Challenge 2: Reduce Boundary Uncertainty
Can you reduce the prediction uncertainty in southeastern Saudi Arabia?
Hint: Add weather stations from Oman to your dataset. Oman borders Saudi Arabia to the southeast and has GHCN stations with TAVG data.
Steps:
- Go back to Part 1 and modify
COUNTRIESto include"Oman" - Re-run the data collection to get stations from Oman
- Re-fit the spatial model with the expanded dataset
- Compare the uncertainty maps: the southeastern boundary should improve!
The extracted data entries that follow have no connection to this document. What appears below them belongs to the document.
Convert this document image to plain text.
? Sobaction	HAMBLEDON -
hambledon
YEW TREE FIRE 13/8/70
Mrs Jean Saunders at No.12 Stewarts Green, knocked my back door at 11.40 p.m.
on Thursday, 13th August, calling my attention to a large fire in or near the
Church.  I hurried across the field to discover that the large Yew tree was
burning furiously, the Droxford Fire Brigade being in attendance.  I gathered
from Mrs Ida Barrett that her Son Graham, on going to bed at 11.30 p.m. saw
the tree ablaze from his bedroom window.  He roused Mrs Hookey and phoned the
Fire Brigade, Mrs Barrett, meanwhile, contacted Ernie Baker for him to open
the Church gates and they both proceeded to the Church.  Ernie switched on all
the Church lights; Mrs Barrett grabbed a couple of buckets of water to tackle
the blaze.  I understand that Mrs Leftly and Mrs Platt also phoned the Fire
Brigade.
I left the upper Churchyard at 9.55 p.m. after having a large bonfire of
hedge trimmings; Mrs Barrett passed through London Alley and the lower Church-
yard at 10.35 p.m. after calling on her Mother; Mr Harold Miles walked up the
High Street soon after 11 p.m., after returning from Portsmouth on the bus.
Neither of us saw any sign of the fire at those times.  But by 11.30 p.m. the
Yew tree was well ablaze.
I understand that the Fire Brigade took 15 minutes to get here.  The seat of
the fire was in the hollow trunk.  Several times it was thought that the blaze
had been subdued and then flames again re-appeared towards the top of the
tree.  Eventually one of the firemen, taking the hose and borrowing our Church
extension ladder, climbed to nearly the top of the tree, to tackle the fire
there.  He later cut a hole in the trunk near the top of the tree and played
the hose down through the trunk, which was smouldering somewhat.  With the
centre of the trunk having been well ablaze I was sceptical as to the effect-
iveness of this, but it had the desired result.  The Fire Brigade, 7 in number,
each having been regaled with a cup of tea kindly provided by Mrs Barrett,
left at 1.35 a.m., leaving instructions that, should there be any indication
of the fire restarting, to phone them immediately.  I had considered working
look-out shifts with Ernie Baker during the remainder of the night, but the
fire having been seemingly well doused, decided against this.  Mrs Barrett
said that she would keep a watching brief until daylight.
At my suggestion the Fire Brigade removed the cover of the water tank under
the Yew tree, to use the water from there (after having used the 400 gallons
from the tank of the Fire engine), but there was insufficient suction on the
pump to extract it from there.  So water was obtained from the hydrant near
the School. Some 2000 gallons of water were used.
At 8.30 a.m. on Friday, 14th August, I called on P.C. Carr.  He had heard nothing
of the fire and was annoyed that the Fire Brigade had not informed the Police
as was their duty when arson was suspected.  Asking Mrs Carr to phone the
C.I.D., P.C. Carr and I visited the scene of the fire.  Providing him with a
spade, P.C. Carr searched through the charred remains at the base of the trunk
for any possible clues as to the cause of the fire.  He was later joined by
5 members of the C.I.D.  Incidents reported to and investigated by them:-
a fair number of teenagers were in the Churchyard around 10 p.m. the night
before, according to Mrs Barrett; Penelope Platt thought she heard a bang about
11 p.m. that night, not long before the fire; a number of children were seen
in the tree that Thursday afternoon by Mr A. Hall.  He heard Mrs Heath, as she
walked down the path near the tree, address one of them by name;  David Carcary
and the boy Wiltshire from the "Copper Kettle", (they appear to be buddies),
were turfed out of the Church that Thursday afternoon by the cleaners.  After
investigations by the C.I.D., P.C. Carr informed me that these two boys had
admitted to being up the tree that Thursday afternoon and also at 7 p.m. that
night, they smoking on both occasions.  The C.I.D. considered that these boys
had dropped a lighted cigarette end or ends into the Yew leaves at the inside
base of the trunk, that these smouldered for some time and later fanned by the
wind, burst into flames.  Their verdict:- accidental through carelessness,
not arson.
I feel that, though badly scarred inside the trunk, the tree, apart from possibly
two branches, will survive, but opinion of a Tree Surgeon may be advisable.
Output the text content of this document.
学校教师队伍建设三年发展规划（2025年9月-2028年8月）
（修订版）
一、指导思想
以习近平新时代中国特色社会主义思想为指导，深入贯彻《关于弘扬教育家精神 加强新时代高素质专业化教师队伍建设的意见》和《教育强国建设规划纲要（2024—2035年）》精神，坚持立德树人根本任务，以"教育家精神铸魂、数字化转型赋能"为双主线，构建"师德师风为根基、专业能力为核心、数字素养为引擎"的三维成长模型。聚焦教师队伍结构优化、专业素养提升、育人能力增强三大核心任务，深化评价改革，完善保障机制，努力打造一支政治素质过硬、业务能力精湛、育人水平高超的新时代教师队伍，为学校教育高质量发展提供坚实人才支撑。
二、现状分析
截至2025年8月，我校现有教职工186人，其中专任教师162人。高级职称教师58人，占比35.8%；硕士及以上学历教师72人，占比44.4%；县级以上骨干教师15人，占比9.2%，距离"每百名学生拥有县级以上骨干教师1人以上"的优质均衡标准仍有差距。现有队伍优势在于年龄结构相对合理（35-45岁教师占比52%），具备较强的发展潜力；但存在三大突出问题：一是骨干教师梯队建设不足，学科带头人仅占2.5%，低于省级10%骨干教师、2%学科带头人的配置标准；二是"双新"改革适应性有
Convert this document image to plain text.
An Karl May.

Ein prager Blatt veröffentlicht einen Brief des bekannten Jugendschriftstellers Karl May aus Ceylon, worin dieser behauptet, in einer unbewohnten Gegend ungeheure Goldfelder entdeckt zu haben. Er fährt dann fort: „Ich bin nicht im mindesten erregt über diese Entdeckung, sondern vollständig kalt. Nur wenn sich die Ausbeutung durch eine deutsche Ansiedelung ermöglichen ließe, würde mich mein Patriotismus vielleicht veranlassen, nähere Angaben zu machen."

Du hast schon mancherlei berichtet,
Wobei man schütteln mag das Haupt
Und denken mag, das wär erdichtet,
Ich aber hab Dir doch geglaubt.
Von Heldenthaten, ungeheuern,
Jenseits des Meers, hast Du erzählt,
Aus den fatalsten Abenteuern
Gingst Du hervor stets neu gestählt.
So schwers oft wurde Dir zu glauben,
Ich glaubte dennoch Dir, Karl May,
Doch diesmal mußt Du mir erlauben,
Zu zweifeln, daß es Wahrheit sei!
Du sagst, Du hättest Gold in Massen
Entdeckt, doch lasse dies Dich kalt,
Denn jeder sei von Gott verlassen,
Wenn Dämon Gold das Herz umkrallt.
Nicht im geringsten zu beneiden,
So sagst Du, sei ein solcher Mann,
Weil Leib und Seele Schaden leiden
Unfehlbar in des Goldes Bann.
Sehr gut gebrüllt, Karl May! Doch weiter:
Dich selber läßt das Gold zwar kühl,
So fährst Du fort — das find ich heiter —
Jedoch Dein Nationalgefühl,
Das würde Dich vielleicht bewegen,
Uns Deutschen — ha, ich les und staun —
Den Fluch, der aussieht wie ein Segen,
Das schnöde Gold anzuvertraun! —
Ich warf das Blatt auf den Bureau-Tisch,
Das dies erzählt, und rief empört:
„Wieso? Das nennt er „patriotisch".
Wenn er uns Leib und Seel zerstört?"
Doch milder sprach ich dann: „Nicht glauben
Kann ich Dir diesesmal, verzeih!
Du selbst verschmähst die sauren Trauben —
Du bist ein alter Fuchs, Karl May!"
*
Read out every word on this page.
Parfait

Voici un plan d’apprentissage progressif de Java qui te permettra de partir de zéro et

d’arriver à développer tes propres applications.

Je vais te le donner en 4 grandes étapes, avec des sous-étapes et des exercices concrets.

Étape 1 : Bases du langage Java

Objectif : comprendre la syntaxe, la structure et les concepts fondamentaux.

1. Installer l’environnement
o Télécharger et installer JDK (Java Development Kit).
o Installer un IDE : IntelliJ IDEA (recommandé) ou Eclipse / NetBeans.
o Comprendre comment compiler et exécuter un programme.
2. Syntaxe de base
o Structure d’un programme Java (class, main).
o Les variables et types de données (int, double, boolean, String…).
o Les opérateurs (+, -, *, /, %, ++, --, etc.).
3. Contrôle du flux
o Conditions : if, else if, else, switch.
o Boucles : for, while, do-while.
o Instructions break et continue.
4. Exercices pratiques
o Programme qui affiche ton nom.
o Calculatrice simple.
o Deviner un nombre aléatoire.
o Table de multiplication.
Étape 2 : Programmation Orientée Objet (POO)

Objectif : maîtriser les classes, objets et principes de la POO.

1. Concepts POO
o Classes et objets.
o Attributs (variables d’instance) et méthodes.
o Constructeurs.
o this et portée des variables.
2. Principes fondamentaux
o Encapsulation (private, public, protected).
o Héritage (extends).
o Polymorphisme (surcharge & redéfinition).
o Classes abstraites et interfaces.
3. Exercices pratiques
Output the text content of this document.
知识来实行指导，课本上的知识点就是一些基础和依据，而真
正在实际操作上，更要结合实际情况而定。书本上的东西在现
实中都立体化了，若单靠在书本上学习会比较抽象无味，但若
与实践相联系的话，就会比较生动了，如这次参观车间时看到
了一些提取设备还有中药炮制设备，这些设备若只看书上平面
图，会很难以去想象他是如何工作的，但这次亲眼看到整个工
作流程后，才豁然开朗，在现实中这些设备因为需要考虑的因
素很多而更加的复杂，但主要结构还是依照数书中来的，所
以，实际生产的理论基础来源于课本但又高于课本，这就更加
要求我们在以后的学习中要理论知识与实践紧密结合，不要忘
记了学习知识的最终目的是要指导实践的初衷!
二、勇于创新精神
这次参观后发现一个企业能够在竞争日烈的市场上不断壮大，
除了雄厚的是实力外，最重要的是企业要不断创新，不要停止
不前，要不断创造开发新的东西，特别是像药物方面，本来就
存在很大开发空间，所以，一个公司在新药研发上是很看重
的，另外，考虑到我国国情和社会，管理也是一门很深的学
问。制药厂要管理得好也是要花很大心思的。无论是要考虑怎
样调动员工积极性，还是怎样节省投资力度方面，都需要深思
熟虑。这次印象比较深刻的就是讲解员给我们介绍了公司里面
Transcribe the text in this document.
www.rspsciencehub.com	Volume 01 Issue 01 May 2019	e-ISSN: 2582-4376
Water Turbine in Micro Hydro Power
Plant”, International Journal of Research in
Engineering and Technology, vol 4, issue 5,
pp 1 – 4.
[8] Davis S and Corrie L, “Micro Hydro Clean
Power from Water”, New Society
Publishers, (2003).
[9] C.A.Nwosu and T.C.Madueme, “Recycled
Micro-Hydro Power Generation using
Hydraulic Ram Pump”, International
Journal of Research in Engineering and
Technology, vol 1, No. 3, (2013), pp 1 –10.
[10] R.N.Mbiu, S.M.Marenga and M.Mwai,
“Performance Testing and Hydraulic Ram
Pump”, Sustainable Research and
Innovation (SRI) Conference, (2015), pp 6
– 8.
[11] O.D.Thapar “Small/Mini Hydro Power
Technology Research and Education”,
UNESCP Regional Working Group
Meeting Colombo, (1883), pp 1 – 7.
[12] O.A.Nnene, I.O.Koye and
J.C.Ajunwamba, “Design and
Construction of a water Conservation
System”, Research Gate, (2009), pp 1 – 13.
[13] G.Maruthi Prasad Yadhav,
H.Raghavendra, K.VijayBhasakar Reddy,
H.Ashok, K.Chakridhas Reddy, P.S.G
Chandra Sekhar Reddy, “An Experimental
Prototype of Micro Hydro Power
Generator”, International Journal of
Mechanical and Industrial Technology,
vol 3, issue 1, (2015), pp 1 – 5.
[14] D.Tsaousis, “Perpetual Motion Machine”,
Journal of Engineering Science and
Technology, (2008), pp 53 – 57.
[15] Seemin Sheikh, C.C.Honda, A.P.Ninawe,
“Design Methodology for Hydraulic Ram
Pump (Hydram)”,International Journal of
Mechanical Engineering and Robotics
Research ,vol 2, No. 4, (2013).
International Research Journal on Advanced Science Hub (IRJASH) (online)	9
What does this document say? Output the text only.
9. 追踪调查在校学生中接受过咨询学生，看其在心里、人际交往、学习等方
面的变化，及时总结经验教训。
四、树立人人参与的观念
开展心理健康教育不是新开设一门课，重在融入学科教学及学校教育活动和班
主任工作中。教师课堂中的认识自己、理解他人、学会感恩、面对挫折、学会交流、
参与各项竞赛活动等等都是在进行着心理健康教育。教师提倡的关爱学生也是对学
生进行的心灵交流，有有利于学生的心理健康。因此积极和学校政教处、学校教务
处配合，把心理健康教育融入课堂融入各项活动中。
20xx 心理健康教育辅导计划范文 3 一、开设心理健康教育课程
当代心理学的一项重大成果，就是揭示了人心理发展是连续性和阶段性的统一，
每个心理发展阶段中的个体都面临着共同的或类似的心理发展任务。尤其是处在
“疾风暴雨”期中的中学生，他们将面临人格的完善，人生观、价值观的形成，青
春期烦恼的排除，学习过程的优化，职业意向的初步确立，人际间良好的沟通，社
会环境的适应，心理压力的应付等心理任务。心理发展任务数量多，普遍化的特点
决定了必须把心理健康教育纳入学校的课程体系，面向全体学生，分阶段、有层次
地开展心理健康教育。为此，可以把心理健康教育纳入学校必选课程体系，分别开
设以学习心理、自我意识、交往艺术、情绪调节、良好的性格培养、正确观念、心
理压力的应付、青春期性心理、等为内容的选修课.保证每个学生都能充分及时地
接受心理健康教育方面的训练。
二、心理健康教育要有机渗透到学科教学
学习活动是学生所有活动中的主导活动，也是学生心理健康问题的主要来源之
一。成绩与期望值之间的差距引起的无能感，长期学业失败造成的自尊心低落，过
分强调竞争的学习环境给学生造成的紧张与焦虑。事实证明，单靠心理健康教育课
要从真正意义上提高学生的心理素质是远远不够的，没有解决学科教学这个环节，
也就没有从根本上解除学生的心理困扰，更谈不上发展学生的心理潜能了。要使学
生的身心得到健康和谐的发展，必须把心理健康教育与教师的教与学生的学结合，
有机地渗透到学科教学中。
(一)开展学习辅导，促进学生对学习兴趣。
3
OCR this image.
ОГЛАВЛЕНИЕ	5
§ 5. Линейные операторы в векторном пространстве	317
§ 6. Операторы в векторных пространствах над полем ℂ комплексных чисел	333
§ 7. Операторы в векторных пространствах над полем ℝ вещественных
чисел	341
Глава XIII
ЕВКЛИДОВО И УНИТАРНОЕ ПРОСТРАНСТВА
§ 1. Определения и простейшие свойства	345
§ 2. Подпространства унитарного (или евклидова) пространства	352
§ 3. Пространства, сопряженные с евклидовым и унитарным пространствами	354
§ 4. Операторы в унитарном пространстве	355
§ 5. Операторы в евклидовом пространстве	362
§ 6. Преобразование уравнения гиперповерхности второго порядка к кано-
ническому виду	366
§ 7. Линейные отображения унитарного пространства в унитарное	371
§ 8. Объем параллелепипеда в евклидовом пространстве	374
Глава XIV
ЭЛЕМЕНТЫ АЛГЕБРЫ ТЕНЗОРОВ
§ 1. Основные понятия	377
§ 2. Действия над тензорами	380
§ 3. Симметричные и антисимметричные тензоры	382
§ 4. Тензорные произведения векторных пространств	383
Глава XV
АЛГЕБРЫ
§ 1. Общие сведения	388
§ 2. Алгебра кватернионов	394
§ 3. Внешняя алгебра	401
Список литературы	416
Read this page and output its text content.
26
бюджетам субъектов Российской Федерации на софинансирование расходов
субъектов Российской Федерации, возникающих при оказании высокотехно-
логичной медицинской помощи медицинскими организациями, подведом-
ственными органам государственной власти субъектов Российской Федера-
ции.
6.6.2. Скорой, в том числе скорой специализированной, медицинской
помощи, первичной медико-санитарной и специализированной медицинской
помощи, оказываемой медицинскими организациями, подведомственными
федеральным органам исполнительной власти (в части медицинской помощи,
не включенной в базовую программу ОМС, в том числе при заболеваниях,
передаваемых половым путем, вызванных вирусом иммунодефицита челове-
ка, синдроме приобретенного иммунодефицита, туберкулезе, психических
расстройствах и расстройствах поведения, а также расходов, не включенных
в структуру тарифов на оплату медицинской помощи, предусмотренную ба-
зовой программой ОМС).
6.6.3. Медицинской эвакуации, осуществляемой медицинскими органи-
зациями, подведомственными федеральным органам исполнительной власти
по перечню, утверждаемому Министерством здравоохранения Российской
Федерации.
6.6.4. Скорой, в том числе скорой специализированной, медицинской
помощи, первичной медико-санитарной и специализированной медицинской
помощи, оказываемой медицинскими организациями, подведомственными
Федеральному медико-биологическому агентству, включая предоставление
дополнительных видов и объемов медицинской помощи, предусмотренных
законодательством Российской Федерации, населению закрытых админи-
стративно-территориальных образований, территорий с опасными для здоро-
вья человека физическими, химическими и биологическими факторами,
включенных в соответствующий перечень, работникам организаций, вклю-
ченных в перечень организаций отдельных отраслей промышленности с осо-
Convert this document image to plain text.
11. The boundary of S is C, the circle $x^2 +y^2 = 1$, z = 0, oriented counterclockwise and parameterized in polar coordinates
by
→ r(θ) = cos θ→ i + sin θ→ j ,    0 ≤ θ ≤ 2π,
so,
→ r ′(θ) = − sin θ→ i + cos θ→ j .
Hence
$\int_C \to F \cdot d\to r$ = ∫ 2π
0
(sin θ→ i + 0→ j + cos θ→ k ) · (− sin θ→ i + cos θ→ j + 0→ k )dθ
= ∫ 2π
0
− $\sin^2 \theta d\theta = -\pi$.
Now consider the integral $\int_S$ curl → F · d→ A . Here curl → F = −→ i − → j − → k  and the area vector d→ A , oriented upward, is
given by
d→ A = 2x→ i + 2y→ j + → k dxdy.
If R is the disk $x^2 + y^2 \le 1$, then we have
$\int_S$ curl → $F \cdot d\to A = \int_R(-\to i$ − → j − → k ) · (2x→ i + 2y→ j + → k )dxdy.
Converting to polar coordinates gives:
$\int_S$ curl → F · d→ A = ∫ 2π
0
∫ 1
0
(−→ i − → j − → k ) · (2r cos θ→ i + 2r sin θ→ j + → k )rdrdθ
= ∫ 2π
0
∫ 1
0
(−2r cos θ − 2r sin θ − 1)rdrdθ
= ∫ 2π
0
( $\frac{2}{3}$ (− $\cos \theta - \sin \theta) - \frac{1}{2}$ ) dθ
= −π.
This exercise demonstrates a key principle: spatial models benefit from data beyond the prediction boundary.
Summary
| Component | Value |
|---|---|
| Study Region | Lebanon, Syria, Jordan, Saudi Arabia |
| Stations | 55 |
| Response | X202401 (January 2024 mean temperature) |
| Mesh | 1,792 vertices, 3,499 triangles |
| Intercept ($\beta_0$) | 20.12 degrees C (sea level temperature) |
| Elevation ($\beta_1$) | -5.74 degrees C per 1000m |
| Model R-squared | 0.9788 |
| Prediction Grid | 200 x 200 = 40,000 points |
| Temperature Range | -2.5 to 27.7 degrees C |
| Uncertainty Range | 0.38 to 1.46 degrees C |
Key Takeaways
- SPDE provides efficient spatial modeling: Matern fields via triangular mesh
- PC priors encode prior beliefs: Range and sigma specifications
- The projector matrix A connects mesh to observations
- Elevation explains much variation: $\beta_1 \approx$ -5.7 degrees C/km matches lapse rate
- Spatial effect captures residual patterns: Coastal vs. continental effects
- Uncertainty quantification is automatic: Lower near stations, higher elsewhere
- pyINLA syntax is straightforward: Dict-based model specification
References
- Lindgren, F., Rue, H., and Lindstrom, J. (2011). "An explicit link between Gaussian fields and Gaussian Markov random fields: the stochastic partial differential equation approach." Journal of the Royal Statistical Society: Series B, 73(4), 423-498.
- Fuglstad, G.-A., Simpson, D., Lindgren, F., and Rue, H. (2019). "Constructing Priors that Penalize the Complexity of Gaussian Random Fields." Journal of the American Statistical Association, 114(525), 445-452.
- GHCN-Daily: Menne, M.J., et al. (2012). "Global Historical Climatology Network - Daily." NOAA National Climatic Data Center.